You can use QMetaObject::invokeMethod with parameter Qt::BlockingQueuedConnection. This connection type adds all the blocking logic for you and you don't have to change the third party library at all.

A general example:

objects.h

#include <QObject>
#include <QThread>
#include <iostream>

class Object : public QObject {
  Q_OBJECT

public slots:
  void foo() {
    std::cout << "Hello";
    thread()->msleep(2000);
    std::cout << " world!" << std::endl;
  }
};

class Caller : public QObject {
  Q_OBJECT

public:
  void call(Object* o) {
    std::cout << "Calling..." << std::endl;
    metaObject()->invokeMethod(o, "foo", Qt::BlockingQueuedConnection);
    std::cout << "Finished!" << std::endl;
  }
};

main.cpp

#include <QCoreApplication>
#include "objects.h"

int main(int argc, char* argv[])
{
  QCoreApplication a(argc, argv);

  QThread t;
  Object o;
  o.moveToThread(&t);

  t.start();

  Caller().call(&o);

  return a.exec();
}

The counterpart is that the method to be called must be a slot. If connect_to_ap is not already a slot you can create a bridge object that do the job, as explained below.

Have in mind that this bridge object must live in the same thread as the NetworkController (in your case the main thread), so the slot is queued in the correct events loop. You can take a look at QObject::moveToThread for further information.

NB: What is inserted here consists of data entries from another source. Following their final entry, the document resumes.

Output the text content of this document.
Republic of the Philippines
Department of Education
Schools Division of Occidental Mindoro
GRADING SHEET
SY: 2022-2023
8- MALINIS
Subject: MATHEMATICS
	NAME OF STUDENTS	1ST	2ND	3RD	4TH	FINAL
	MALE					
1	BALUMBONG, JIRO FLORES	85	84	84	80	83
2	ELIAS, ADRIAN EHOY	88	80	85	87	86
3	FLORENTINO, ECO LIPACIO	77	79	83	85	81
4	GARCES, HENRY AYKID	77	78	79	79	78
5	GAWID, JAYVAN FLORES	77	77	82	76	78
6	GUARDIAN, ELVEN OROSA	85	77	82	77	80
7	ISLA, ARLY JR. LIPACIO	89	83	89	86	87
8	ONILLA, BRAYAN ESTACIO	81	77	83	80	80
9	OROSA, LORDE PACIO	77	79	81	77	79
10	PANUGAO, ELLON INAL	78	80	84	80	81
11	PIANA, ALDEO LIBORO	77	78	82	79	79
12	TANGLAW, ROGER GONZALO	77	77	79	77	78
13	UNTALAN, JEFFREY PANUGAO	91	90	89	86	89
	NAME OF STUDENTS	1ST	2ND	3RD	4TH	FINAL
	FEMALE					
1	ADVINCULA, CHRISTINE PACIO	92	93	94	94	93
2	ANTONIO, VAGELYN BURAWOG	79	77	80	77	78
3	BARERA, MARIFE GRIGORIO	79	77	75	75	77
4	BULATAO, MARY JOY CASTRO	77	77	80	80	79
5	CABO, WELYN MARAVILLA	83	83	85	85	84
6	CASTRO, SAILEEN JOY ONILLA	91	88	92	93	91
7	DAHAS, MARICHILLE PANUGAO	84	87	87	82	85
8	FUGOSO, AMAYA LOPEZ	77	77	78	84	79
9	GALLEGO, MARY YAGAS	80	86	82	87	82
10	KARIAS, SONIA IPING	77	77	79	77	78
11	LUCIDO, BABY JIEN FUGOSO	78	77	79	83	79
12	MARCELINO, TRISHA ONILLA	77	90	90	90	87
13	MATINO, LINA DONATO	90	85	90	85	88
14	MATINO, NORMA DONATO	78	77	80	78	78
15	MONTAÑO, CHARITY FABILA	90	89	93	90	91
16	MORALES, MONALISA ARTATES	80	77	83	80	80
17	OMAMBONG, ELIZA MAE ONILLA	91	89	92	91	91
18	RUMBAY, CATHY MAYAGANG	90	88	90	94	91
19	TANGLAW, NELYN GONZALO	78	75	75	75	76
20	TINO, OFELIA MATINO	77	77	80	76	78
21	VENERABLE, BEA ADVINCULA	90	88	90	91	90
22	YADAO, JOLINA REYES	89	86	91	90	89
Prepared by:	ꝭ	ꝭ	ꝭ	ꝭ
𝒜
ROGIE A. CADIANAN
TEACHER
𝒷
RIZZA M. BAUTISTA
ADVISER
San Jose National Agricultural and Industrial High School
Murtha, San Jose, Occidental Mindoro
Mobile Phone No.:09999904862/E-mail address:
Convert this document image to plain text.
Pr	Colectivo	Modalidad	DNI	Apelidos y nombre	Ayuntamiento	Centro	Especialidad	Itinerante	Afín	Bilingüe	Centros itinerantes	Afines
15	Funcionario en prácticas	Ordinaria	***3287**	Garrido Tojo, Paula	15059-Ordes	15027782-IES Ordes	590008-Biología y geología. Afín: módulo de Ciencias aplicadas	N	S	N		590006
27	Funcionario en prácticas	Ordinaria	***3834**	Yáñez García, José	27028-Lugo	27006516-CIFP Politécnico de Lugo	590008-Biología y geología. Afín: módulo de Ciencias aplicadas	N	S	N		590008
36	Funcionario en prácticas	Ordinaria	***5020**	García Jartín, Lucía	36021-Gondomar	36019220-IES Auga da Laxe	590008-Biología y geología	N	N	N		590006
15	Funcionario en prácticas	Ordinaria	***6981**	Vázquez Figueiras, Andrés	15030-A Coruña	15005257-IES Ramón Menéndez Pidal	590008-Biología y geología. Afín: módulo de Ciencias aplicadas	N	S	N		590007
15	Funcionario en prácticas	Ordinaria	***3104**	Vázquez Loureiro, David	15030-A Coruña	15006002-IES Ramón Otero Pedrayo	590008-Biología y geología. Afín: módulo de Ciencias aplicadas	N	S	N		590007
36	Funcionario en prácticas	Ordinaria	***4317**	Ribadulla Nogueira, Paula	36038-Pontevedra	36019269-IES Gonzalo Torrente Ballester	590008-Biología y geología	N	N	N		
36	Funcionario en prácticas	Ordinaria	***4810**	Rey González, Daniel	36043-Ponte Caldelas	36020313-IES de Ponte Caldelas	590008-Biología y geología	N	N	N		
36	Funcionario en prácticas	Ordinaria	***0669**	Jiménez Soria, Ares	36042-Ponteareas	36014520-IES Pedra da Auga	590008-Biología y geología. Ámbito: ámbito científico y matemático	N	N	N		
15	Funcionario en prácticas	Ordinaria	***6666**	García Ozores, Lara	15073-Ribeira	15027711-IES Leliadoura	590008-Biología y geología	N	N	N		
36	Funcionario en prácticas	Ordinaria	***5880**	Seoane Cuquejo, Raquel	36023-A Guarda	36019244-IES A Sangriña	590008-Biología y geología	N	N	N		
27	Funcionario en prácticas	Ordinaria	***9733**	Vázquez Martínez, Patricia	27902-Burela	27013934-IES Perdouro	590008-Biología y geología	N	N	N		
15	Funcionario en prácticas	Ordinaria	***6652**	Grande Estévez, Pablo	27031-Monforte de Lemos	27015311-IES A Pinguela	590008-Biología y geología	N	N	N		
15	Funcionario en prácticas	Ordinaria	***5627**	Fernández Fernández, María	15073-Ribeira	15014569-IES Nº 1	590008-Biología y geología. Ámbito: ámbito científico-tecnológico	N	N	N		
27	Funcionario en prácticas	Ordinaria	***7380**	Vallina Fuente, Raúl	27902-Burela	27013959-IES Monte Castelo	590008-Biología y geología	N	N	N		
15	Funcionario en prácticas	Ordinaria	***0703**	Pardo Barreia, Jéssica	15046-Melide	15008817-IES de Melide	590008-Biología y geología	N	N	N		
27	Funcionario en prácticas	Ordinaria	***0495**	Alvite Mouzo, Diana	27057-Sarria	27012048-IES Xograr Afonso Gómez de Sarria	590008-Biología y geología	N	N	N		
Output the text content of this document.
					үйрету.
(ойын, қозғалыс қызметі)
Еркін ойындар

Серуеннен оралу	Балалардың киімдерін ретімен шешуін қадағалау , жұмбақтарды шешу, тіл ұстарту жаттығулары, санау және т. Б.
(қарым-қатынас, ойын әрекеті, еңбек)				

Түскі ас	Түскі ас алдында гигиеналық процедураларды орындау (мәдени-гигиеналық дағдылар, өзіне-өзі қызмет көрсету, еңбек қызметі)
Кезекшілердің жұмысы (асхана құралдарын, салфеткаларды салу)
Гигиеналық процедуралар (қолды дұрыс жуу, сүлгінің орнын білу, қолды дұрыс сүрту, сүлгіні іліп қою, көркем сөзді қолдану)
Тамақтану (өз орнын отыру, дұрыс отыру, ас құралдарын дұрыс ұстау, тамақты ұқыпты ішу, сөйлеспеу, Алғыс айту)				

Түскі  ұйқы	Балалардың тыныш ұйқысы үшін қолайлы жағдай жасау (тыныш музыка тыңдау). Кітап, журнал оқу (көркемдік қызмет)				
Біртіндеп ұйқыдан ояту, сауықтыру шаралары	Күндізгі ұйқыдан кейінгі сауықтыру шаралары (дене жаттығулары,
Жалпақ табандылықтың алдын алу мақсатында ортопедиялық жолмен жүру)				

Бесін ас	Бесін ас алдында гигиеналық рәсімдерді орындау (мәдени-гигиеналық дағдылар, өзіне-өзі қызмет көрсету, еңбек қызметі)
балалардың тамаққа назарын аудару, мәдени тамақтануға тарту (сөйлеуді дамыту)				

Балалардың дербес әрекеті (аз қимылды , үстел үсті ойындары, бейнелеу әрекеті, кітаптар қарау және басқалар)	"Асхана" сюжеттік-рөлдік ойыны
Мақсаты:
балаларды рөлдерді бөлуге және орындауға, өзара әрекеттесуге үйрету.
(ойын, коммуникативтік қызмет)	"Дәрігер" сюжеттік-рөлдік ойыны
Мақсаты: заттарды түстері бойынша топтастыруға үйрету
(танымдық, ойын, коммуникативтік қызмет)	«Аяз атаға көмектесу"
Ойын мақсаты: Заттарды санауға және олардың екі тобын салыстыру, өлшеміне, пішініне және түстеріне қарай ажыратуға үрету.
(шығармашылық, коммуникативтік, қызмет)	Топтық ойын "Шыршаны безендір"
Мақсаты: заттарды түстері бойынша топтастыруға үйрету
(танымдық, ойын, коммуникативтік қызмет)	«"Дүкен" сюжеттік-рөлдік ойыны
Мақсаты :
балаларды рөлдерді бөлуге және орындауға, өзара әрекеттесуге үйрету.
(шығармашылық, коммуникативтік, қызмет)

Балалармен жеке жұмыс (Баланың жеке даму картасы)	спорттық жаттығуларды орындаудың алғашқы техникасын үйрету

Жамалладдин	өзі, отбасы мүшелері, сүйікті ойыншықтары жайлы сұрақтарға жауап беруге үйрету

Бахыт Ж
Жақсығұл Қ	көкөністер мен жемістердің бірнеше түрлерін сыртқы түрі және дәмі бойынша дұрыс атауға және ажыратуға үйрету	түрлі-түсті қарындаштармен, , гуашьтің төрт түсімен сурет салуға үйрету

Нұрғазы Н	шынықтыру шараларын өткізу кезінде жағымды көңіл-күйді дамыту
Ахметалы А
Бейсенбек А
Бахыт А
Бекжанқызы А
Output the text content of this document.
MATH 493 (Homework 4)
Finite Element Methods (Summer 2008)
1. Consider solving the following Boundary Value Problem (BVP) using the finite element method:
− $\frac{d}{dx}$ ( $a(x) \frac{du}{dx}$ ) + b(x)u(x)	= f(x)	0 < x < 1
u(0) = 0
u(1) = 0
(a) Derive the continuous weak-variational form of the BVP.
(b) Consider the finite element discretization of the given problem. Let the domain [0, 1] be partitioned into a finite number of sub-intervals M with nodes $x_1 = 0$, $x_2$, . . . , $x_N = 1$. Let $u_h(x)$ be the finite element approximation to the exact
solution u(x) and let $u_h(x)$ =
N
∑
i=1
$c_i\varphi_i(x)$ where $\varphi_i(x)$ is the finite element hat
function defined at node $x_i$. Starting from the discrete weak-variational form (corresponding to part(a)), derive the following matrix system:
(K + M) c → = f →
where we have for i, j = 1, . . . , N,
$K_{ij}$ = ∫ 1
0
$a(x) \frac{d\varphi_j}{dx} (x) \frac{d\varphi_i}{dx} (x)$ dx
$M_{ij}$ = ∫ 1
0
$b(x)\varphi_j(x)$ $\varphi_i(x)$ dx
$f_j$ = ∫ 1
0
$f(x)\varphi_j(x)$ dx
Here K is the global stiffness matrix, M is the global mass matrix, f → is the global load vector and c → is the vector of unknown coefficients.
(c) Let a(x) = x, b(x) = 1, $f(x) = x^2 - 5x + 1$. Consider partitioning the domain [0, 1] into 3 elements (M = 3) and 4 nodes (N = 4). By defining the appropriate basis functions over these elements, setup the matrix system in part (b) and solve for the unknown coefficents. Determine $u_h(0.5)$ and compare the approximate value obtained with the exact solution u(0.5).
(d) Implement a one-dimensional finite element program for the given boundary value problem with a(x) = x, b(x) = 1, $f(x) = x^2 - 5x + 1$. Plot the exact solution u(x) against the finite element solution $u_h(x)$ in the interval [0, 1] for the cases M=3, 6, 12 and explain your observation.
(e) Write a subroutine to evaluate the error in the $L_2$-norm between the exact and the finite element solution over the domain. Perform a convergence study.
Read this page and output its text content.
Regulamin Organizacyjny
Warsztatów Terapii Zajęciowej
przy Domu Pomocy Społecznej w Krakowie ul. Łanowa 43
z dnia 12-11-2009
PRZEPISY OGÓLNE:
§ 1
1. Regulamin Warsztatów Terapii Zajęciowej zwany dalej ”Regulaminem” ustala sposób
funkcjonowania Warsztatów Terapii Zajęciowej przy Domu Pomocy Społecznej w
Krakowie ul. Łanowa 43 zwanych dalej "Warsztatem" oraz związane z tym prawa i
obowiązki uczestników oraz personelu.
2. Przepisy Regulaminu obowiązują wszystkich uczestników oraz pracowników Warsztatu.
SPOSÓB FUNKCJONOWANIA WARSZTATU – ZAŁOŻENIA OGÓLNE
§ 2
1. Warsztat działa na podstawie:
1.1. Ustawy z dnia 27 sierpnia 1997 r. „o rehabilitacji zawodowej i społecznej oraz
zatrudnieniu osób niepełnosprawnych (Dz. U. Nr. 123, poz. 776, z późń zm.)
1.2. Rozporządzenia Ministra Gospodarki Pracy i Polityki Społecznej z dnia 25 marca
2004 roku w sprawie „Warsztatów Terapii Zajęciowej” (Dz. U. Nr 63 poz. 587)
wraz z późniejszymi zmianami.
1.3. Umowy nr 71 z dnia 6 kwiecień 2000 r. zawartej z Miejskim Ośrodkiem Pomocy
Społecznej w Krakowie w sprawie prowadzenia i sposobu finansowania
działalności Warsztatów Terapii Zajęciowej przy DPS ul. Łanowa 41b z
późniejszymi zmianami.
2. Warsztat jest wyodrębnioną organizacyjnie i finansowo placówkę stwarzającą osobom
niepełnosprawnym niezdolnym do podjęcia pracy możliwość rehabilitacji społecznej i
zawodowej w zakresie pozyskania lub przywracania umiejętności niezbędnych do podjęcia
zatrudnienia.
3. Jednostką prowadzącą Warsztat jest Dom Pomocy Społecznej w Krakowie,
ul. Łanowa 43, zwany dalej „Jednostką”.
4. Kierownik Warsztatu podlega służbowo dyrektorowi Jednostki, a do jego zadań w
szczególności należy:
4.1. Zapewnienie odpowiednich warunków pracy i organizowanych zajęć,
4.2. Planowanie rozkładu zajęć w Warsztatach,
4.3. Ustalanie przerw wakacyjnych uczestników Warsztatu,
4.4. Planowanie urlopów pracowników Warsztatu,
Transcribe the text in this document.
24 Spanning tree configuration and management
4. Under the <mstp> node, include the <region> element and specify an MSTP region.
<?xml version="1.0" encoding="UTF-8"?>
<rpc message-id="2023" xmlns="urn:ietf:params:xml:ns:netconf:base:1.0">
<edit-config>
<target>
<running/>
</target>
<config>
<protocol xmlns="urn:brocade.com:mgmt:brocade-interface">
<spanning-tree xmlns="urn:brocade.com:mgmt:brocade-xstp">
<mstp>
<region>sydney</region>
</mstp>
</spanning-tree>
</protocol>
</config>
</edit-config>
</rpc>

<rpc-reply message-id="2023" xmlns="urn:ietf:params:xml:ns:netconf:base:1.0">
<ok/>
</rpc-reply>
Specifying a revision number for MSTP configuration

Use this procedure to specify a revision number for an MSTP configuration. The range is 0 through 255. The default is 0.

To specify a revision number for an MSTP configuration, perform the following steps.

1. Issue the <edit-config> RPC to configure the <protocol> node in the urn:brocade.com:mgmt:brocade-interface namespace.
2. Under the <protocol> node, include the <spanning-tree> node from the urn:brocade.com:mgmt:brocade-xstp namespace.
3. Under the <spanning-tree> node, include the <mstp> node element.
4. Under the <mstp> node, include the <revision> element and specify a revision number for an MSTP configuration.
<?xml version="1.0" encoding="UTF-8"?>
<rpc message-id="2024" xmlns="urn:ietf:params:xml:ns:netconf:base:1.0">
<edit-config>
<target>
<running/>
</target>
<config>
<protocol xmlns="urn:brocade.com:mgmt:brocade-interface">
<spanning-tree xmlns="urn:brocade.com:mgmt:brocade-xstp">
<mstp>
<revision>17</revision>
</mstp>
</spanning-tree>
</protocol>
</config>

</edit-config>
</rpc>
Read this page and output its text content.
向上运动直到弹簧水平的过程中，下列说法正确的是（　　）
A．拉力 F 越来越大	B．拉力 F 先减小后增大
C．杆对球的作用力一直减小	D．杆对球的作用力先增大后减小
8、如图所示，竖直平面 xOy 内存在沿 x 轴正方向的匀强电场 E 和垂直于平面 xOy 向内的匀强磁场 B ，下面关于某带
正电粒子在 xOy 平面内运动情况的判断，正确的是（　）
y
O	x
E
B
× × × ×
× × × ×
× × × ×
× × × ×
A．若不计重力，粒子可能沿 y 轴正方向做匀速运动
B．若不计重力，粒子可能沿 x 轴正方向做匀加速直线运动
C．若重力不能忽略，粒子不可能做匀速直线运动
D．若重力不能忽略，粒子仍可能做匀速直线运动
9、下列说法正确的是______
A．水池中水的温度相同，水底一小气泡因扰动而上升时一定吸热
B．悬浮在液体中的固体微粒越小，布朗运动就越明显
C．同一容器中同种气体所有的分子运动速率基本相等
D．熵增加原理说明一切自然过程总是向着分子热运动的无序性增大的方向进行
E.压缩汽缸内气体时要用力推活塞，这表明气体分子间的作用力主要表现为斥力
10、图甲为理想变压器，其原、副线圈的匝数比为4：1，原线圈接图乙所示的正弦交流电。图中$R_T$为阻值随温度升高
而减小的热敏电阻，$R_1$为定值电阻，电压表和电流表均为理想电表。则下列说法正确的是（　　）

A quick draft would be something like:

class NetworkControllerBridge : public QObject {
  Q_OBJECT

  NetworkController* nc;

public:
  NetworkControllerBridge(NetworkController* nc_) : nc(nc_) {}

public slots:
  void connect_to_ap() {
    nc->connect_to_ap();
  }
};

// ...

void on_ready_to_connect_event()
{
  NetworkControllerBridge bridge(pNetCtrlr);
  bridge.moveToThread(qApp->thread());
  metaObject()->invokeMethod(&bridge, "connect_to_ap", Qt::BlockingQueuedConnection);
}

Update

Another way to call a method through invokeMethod is to mark it as Q_INVOKABLE. Although you still need the bridge since you cannot modify the library, I mention this for completeness of the answer.